Having a lot of unix/x11, and various embedded systems behind me, I prefer making use of message queues rather then registered functions. I find this more intuitive and can also double as an IPC method.
For that reason, communication with my OS will/does consist of sending messages to and from kernel message queues. Communication between threads consists of creating message queues and sending messages to each thread through these queues.
This is just an alteration on your approach... the basic idea is the same.
One crutial point, when using message queues, is using effective messages. I do not enforce a message format, but provide and use a standard format for use inside the OS. This format is similar to the one below (I can't recall it completely offhand):
Code: Select all
typedef struct _Message
{
uint32 messageCategory;
uint32 messageType;
uint32 numParams;
Pointer params[1];
} Message;
Since the message must be allocated at runtime anyway, I allocate a block large enough to contain the exact number of parameters, allowing the message to be of dynamic size with no extra overhead.
The combination of category and type should be enough for anything to accurately classify where this message came from.
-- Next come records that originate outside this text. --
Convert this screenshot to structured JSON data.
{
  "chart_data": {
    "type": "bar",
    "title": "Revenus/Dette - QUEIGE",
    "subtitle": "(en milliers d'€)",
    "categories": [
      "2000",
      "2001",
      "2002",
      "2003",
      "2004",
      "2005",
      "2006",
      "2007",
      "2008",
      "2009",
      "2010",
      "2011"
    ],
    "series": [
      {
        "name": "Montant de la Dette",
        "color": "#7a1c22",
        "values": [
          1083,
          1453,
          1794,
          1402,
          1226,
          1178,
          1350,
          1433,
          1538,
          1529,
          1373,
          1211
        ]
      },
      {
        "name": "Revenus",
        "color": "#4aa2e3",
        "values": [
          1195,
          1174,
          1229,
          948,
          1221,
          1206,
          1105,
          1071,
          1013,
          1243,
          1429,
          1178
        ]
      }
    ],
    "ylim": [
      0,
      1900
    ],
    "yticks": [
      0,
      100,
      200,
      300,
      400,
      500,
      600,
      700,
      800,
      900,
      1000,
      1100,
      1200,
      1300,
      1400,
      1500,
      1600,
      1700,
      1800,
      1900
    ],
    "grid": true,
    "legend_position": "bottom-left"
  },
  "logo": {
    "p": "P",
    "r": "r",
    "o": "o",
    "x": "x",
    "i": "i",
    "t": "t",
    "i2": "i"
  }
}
In other words, an app may choose to have file messages send to one queue, and window messages to another queue... however, it's possible that both get sent to one queue, of course. This is the purpose of category -- a very large scale category -- does this message concern files? memory? window system? sockets? etc.
The type then further defines the category... something such as FileTypeFileOpened, FileTypeSectionRead, FileTypeFileClosed, etc.
Just another option, if you're interested.